I can understand why you're not going, but I can understand why she's pissed off. You said that she wanted to have a wedding in the Caribbean. You told her that you and your DH couldn't afford to do that, so she changed it to Cyprus, which you told her you would be able to do. Now you're saying you can't.

JuneBugJen · 07/10/2008 21:40

OMG...I may have slightly changed my viewpoint having read Combustibles post!
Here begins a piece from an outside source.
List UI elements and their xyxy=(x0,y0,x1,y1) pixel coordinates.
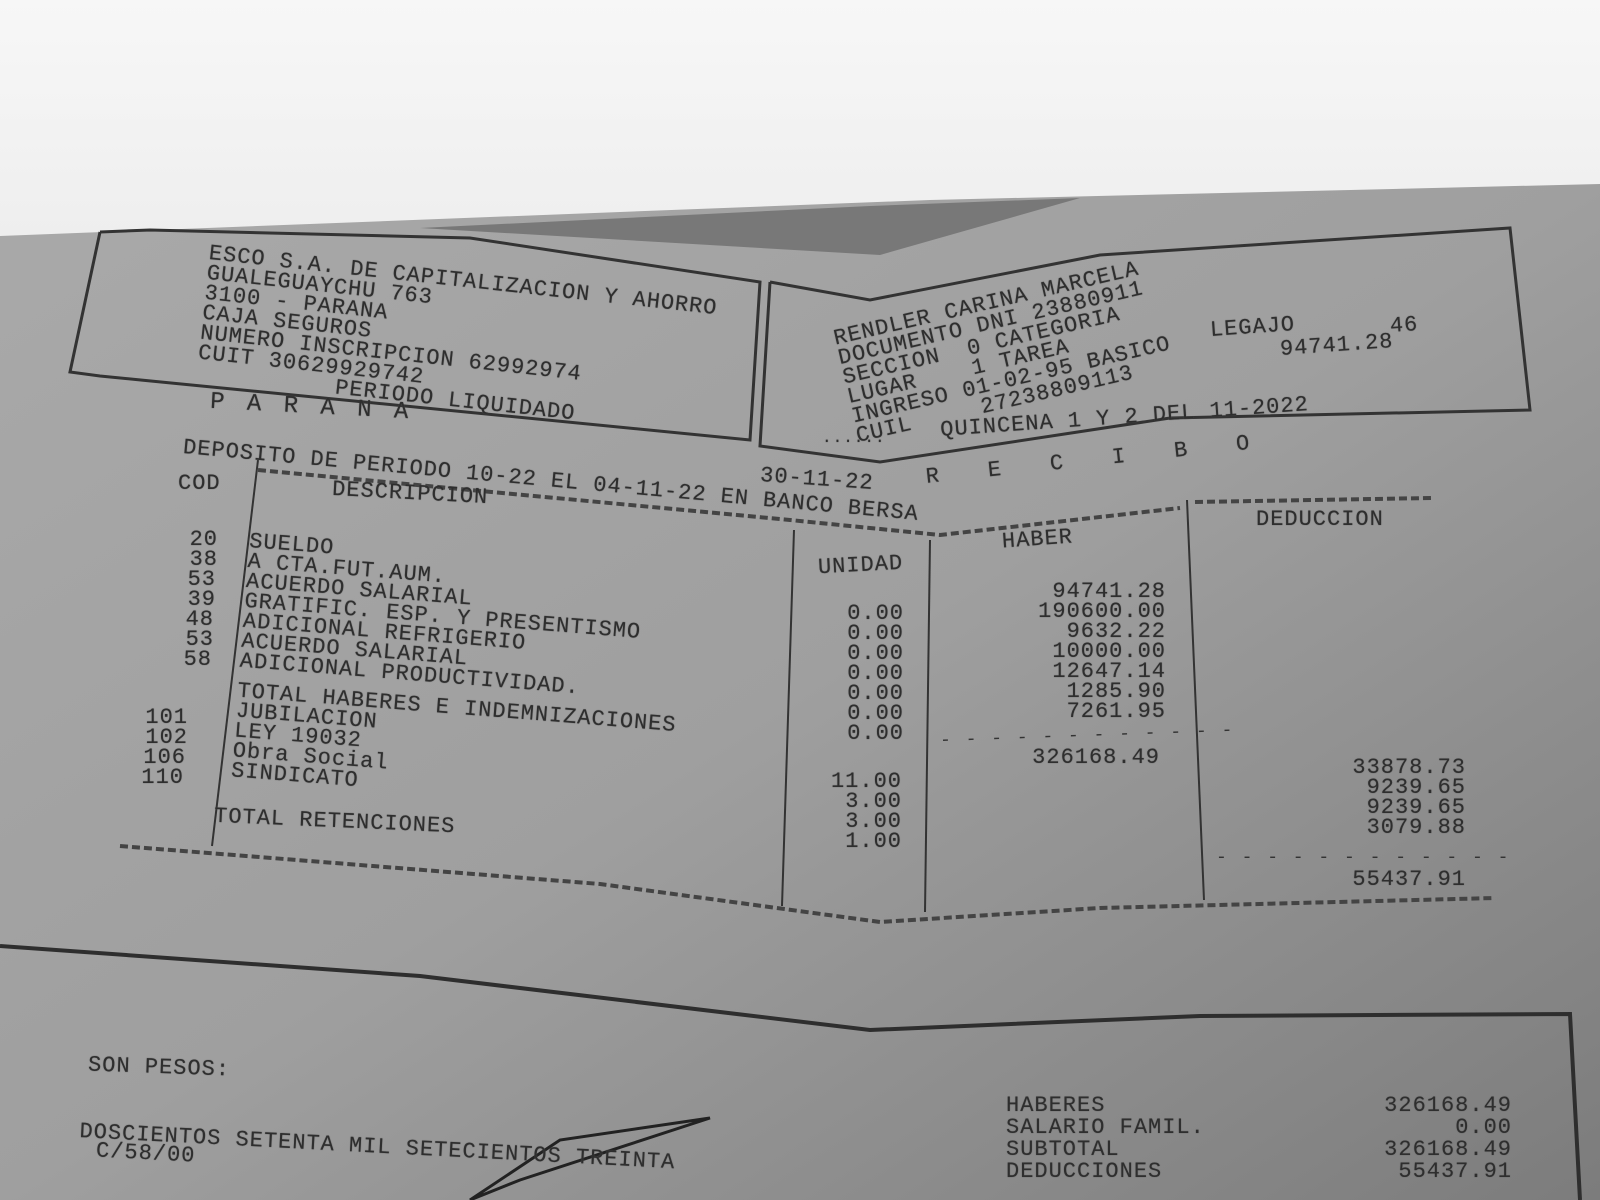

I guess you have changed your mind (fair enough, but see what combustible is saying) so perhaps she does have some right to be a bit peeved.
The Facebook shit though has made me lose sympathy, she should strap on a pair and tell you this to your face if she is not happy, not to Facebook.

FabioCatello · 07/10/2008 21:52

The facebook updates may not have been about you.
If she's that bridezilla-y, they could be about anyone related to the wedding, or about something entirely separate.

Ignore.
And stop looking at her facebook.

canofworms · 07/10/2008 22:01

YANBU

Both my brothers got married in Cyprus and I, unfortunately couldn't afford to go to either of them - it is a really expensive place to get to.

They should take it that not everyone can afford to come and so what if you're circumstances have changed - that's good enough reason not to go and she should understand.

Both of my brothers understood why I didn't go and they were more sorry in their attitude than angry

loobeylou · 07/10/2008 22:06

We had our families living in the far north of england and far south and got married in the midlands,because thats where we lived, so were not surprised that some people did not come because of all the travelling and having to pay for O/N accommodation.

We have also declined invitations to weddings where there has been a "no children" on the invit. We were not intending to leave 2yr old and 5 month old and go for a jolly weekend away. Childless friends did not get it.

I do not get why people expect their guests to want/be able to afford to go abroad for their wedding. Either its important to have them there so have it in UK, or Have the ceremony abroad if you must, but have a "blessing" and "do" when you get back

OP is complicated by the agreement to go if they changed the country, but SIL should still be more understanding in the current financial climate

sunnydelight · 07/10/2008 23:20

Weddings abroad are only reasonable if it's "home" for either bride or groom, or you want/accept that you won't have many people there. To expect everyone else to make sacrifices out so you can fulfil your personal dream is unbelievably selfish.

lisad123 · 07/10/2008 23:28

we got married aboard, and would have loved to have everyone there i love. However, no one could afford to come so no one did, not even our parents.
I can see both sides, but dont think yabu

Starbear · 07/10/2008 23:37

This is why I only had 2 other couples at my wedding in Bath. Didn't invite another soul hate all this agro. Had a big party 6 months later not such a big deal. Didn't go to my lovely cousin wedding last year because of the noise my Mum made about my aunt. Now thinking about it not keen on family weddings at all. Just go to friends weddings I feel weird now

Mumi · 08/10/2008 01:34

YANBU! and by the way: nice to hear of a DP with a backbone for once!